His friend and colleague Daniel Burnham once said of Olmsted: “An artist, he paints with lakes and wooded slopes; with lawns and banks and forest covered hills; with mountain sides and ocean views.”

It’s the birthday of screenwriter and novelist Anita Loos (books by this author), born in Mount Shasta, California (1889). Her father was an alcoholic, and she often tagged along with him on visits to San Francisco. He always claimed that these were fishing trips, and although they did spend some time on the pier, he was more interested in going on a bender. His daughter was exposed to some less-than-savory characters, and they fascinated her. With her father’s encouragement, she began acting on the stage, to bring in some extra money. When he began managing a theater company in San Diego, she acted for them and later began to write one-act plays for the stock company to perform. One of these, The Ink Well, was a moderate success and occasionally brought her a royalty check.

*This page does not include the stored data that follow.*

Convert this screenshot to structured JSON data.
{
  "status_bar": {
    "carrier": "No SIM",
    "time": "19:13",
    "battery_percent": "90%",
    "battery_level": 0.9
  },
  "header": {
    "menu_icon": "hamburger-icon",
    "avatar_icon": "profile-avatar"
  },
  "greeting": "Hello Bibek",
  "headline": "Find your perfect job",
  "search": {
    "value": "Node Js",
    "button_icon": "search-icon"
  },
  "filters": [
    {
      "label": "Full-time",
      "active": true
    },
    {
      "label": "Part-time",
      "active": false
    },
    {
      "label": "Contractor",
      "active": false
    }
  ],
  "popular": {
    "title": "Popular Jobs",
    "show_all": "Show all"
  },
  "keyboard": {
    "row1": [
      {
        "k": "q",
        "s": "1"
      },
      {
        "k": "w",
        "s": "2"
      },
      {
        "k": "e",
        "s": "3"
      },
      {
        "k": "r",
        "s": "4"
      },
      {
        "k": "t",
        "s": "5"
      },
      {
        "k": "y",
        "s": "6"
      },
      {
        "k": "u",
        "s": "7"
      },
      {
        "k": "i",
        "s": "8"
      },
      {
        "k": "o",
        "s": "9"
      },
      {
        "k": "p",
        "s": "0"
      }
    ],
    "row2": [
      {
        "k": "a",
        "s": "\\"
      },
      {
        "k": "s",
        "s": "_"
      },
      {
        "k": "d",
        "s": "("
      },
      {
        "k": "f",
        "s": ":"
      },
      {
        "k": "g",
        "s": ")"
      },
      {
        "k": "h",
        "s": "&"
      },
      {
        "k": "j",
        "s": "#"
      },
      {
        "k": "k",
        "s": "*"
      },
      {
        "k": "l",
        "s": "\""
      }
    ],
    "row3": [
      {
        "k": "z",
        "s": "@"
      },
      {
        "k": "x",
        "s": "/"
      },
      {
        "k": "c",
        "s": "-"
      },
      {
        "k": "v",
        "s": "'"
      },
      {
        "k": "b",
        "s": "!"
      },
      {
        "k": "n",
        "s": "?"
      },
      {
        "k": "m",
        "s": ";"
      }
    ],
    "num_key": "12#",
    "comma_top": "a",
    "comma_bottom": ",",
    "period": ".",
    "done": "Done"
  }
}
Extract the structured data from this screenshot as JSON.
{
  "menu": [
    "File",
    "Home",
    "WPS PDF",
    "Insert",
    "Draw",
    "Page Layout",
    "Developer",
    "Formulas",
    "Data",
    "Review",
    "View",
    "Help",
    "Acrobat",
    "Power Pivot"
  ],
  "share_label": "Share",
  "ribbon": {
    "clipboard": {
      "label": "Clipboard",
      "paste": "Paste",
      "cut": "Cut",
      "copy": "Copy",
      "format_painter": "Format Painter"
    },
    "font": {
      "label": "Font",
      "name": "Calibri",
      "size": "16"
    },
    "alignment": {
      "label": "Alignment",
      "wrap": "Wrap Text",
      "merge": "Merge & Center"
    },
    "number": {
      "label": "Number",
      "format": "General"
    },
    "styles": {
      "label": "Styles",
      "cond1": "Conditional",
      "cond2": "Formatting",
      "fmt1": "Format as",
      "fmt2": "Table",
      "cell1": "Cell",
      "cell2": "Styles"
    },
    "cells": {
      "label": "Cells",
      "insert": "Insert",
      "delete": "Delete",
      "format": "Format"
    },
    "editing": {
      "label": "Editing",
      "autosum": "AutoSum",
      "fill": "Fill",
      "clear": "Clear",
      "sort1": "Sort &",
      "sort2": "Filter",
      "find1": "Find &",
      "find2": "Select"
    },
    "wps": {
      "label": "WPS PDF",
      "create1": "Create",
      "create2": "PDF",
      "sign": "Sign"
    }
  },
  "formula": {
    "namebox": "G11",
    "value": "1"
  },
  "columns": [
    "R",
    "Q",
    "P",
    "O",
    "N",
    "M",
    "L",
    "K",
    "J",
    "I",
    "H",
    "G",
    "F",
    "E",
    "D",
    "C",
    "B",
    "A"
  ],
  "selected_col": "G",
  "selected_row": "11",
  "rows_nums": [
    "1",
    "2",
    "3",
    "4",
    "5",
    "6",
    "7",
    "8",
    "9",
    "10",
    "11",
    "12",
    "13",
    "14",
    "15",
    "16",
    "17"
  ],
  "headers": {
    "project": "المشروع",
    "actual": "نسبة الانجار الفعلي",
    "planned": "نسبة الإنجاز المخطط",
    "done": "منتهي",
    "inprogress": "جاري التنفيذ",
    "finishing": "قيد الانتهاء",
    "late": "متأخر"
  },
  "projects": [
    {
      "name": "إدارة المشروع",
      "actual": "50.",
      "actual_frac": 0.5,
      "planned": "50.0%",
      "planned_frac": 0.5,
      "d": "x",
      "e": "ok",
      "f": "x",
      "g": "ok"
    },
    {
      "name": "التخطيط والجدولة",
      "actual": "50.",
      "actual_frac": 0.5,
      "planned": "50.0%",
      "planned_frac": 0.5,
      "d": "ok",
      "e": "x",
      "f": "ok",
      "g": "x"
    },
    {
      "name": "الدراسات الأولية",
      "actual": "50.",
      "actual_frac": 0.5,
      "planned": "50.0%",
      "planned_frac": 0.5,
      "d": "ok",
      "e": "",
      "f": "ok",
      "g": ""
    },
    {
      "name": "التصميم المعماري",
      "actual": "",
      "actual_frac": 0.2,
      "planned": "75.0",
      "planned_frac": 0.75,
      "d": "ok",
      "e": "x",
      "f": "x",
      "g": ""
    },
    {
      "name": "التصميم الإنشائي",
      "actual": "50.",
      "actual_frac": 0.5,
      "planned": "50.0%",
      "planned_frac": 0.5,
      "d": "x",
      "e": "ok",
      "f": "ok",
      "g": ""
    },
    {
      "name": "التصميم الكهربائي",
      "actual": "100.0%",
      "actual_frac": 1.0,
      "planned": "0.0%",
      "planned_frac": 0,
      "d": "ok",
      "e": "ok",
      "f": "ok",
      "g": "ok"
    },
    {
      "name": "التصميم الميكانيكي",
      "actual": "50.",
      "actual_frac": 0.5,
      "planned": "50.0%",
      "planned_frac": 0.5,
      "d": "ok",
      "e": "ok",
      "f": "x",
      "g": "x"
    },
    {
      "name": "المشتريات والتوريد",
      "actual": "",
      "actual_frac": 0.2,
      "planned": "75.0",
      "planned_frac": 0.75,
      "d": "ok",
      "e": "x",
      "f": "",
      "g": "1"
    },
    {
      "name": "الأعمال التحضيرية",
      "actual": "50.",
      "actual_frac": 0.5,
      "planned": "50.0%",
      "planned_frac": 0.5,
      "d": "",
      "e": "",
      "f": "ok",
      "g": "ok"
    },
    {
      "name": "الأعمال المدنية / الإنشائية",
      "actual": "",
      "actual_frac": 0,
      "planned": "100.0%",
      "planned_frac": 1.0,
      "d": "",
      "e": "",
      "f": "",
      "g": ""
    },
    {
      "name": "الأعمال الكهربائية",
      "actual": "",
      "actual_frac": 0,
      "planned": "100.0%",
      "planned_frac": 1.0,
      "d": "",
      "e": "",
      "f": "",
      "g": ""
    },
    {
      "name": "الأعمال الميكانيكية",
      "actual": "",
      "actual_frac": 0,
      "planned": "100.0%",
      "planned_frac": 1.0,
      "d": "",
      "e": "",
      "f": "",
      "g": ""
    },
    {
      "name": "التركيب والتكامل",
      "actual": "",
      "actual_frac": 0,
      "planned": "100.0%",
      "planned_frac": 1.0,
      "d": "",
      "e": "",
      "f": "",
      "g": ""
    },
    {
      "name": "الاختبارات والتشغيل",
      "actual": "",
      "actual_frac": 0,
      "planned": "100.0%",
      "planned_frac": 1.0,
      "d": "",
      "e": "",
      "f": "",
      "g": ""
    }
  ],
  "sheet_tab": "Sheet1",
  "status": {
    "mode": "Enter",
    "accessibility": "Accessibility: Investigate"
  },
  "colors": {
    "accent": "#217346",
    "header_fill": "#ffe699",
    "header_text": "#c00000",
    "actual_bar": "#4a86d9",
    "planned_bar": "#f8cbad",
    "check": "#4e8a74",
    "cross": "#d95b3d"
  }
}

She sold her first screenplay in 1911; she received $25, but it was never produced. Her third screenplay, The New York Hat (1912), was directed by D.W. Griffith, and starred Mary Pickford and Lionel Barrymore. Between 1912 and 1915, she wrote dozens of screenplays. Griffith eventually hired her as a staff writer and paid her $75 a week. After she’d written several successful features for Douglas Fairbanks, Fairbanks lured her away from Griffith’s studio for the remarkable sum of $500 a week, which she shared with director and future husband John Emerson. She became a famous Hollywood writer and received as much publicity as film stars Mary Pickford and Lillian Gish. In 1917, the movie magazine Photoplay reported, “The most important service that Anita Loos has so far rendered the screen is the elevation of the subcaption, first to sanity then to dignity and brilliance combined.”

She eventually married Emerson, but he turned out to be a philanderer and not nearly as smart as she had once thought he was. She consoled herself by forming friendships with other show-biz wives, and hanging around with H.L. Mencken, whom she admired passionately for his intellect and wit. Unfortunately, Mencken preferred young, pretty blondes who didn’t have a lot going on upstairs. In 1925, Loos published a series of sketches about just such a young woman: naive, flighty gold-digger Lorelei Lee. When the stories appeared in Harper’s Bazaar, the magazine’s circulation soared, and the next year, the sketches became the novel Gentlemen Prefer Blondes (1926). The first printing sold out overnight.